A
Vingança de Mathieu,
de Xavier Beauvois
Selon Mathieu, França,
2000
Existem dois inteligentíssimos
golpes de roteiro em A Vingança de Mathieu que o tornam
um filme acima da média. A primeira hora toda transcorre com uma
sensação de estarmos assistindo mais um filme muitíssimo
bem filmado sobre a questão do emprego (ou da falta dele) no mundo
moderno, sobre a injustiça das grandes empresas e suas estatísticas
(tantos mil desempregados, etc) contra a tragédia da rotina de
uma família. É um belo filme, mas quando irmãos começam
a brigar quanto a ações a serem tomadas, vem uma certa sensação
de que estamos por ver Eles não usam Blacktie capítulo
enésimo (e claro que o filme de Leon Hirszman não é
o primeiro do tema, talvez apenas o mais facilmente identificável
por nós).
É aí
que Beauvois quebra completamente a expectativa: ao invés do tradicionalíssimo
enfoque "político" (como se a palavra pudesse significar apenas
uma coisa, mas em cinema talvez signifique mesmo), ele parte para uma
radicalização da ação pessoal. O filho revoltado
com a morte do pai recém-demitido passa a seduzir a esposa do patrão.
E mais: não satisfeito em usar deste inesperado caminho narrativo,
o diretor filma estes encontros não apenas como um "artifício"
de fim político, mas sim como a filmagem de um filme de "romance".

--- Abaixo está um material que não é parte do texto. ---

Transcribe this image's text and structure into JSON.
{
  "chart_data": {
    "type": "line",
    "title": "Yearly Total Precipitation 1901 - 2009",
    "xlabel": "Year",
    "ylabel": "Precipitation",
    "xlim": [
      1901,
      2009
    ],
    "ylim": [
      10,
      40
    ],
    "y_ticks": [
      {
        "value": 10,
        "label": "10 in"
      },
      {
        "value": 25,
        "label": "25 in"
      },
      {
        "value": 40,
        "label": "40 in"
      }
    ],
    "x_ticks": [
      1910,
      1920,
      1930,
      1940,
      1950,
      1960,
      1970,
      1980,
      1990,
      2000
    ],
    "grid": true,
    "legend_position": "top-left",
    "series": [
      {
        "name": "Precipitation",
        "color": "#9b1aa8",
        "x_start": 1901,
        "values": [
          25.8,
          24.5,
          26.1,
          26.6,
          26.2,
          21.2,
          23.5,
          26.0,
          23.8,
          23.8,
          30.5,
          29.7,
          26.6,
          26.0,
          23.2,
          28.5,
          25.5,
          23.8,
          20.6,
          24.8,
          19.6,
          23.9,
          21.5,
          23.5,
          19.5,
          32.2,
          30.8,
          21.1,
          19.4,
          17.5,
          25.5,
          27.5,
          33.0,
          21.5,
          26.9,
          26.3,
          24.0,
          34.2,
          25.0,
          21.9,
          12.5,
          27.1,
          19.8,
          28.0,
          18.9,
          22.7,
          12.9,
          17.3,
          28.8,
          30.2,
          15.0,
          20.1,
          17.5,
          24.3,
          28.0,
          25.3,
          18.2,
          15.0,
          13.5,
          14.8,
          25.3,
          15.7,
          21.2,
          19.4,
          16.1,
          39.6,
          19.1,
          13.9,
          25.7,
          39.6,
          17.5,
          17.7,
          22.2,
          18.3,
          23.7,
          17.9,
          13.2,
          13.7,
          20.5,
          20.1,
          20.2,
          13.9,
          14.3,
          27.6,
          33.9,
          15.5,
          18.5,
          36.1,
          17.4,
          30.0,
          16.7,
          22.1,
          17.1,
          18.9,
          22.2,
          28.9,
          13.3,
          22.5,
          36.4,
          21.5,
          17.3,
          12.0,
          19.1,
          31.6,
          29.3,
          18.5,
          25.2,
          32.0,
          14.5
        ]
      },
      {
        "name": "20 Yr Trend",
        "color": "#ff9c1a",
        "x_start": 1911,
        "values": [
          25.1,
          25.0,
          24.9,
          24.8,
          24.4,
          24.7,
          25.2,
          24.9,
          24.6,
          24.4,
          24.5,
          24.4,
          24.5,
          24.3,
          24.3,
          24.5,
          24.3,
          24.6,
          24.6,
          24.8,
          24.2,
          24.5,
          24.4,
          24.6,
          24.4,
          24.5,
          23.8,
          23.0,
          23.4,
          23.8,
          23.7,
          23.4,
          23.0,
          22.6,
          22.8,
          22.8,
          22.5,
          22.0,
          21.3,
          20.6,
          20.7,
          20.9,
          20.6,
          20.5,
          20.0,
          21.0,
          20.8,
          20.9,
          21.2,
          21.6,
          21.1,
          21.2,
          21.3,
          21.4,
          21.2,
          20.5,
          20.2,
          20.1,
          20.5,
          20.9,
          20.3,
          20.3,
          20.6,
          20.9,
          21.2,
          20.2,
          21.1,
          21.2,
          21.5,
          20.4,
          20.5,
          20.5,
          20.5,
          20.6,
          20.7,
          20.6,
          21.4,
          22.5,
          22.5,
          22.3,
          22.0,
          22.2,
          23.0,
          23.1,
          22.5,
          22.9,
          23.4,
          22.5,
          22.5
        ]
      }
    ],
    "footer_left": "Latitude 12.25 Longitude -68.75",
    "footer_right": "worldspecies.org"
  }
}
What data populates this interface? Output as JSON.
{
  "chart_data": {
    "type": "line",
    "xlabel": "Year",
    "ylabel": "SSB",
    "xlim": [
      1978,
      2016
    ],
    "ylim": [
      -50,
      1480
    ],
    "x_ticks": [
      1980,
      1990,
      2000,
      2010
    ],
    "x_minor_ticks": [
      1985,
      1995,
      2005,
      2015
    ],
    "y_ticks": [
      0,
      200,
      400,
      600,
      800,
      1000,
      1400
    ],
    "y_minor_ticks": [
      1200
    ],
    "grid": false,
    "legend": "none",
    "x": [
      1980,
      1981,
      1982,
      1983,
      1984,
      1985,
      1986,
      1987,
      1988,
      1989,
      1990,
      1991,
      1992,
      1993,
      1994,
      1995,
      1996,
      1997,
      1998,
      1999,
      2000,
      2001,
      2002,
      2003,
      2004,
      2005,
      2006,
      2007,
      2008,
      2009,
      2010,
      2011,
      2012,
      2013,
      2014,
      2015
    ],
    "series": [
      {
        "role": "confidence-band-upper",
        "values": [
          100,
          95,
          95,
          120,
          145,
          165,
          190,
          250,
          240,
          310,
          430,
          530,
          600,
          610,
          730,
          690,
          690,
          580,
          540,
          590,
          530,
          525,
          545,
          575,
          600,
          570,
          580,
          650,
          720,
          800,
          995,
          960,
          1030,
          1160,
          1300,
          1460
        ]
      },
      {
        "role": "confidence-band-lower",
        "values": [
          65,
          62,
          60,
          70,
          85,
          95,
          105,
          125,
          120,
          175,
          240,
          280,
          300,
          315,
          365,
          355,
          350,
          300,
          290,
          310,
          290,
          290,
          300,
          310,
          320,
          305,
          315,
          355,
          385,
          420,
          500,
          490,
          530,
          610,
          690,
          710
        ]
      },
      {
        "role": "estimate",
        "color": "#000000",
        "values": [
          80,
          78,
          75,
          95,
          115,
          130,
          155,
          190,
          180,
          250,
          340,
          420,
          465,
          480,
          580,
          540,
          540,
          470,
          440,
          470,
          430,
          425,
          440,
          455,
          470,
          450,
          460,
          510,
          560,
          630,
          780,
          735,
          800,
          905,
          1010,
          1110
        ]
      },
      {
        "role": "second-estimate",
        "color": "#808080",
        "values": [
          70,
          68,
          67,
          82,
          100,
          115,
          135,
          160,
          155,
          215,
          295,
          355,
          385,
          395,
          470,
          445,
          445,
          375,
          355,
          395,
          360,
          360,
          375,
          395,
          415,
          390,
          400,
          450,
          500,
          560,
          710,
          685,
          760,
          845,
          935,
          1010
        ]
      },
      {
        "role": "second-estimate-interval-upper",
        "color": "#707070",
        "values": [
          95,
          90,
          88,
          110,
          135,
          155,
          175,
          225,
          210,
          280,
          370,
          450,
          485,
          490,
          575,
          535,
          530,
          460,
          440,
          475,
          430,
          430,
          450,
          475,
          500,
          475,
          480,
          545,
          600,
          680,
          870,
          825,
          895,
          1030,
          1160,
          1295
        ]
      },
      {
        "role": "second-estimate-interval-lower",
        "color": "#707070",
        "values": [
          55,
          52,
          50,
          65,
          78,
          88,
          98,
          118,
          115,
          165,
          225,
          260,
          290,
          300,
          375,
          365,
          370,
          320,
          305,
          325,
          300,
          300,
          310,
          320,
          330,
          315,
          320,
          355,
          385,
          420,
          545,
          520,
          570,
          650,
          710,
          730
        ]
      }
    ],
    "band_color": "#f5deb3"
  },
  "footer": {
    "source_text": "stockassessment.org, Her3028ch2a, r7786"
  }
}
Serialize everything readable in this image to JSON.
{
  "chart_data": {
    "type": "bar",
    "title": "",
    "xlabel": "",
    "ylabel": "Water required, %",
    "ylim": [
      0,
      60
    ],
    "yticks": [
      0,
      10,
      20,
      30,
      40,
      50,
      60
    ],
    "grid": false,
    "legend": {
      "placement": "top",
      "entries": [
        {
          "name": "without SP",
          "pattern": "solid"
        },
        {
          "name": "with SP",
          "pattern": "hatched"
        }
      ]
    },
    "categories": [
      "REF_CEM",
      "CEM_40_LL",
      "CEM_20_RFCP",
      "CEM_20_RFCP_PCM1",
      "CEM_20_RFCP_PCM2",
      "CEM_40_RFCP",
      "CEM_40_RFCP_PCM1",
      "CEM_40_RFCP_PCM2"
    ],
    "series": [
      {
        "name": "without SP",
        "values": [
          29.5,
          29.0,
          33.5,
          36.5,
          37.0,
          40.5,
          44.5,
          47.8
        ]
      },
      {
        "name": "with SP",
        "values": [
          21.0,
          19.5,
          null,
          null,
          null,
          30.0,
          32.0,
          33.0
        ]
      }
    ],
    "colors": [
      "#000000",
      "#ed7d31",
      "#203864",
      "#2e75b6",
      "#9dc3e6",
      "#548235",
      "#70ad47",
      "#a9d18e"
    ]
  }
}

Pegos de surpresa, começamos a nos relacionar com este novo "gênero",
e começamos mais uma vez a remeter a tantos filmes (vêm a
mente A Primeira Noite de um Homem ou Uma Relação
Pornográfica), e passamos a esperar um de dois desfechos: ou
ele fazendo aquela mulher se apaixonar, consumando sua vingança
em cima dela; ou ele mesmo se apaixonando e colocando amor contra vingança
na sua balança de consciência.
Pois vem aí
o segundo golpe de Beauvois: o desfecho não caminha para nenhum
dos dois lados, e voltamos a um enfoque eminentemente político
e ao mesmo tempo familiar. Enfoque este que os tempos atuais refletem
de forma muito clara: num jogo de retaliação, é muito
mais fácil retaliar quando se detém o poder. E cabe aos
que não o possuem se unir, pois afinal é a única
coisa com que podem contar. Seja de que forma for, nada pode ser mais
atual. E mostra como a micropolítica e a macropolítica estão
sempre apenas a um dedo de distância.
Talvez o leitor mais
assíduo possa estranhar: "Ué, mas ele está elogiando
um filme por suas viradas de roteiro, justamente ele que sempre reclama
de filmes baseados exclusivamente nisso??" A palavra-chave de fato é
esta: exclusivamente. O que Beauvois sabe é que num filme de cunho
eminentemente narrativo e realista como o dele, a condução
narrativa precisa ter algum diferencial para sobreviver na selva dos milhares
de filmes já vistos por críticos e público. Precisa
jogar com as expectativas e surpresas destes. No entanto, só deve
fazer isso na medida em que seus personagens, seu conteúdo, seu
estilo, o peçam. E não apenas como arbitrários jogos
de roteiro. No fim, o filme de Beauvois é isso: um filme de roteiro.
Mas, um filme de roteiro não exclui uma direção competente
(a ver a cena da morte do pai, brilhante), cuidados estéticos,
nem muito menos coerência entre objetivos e meios.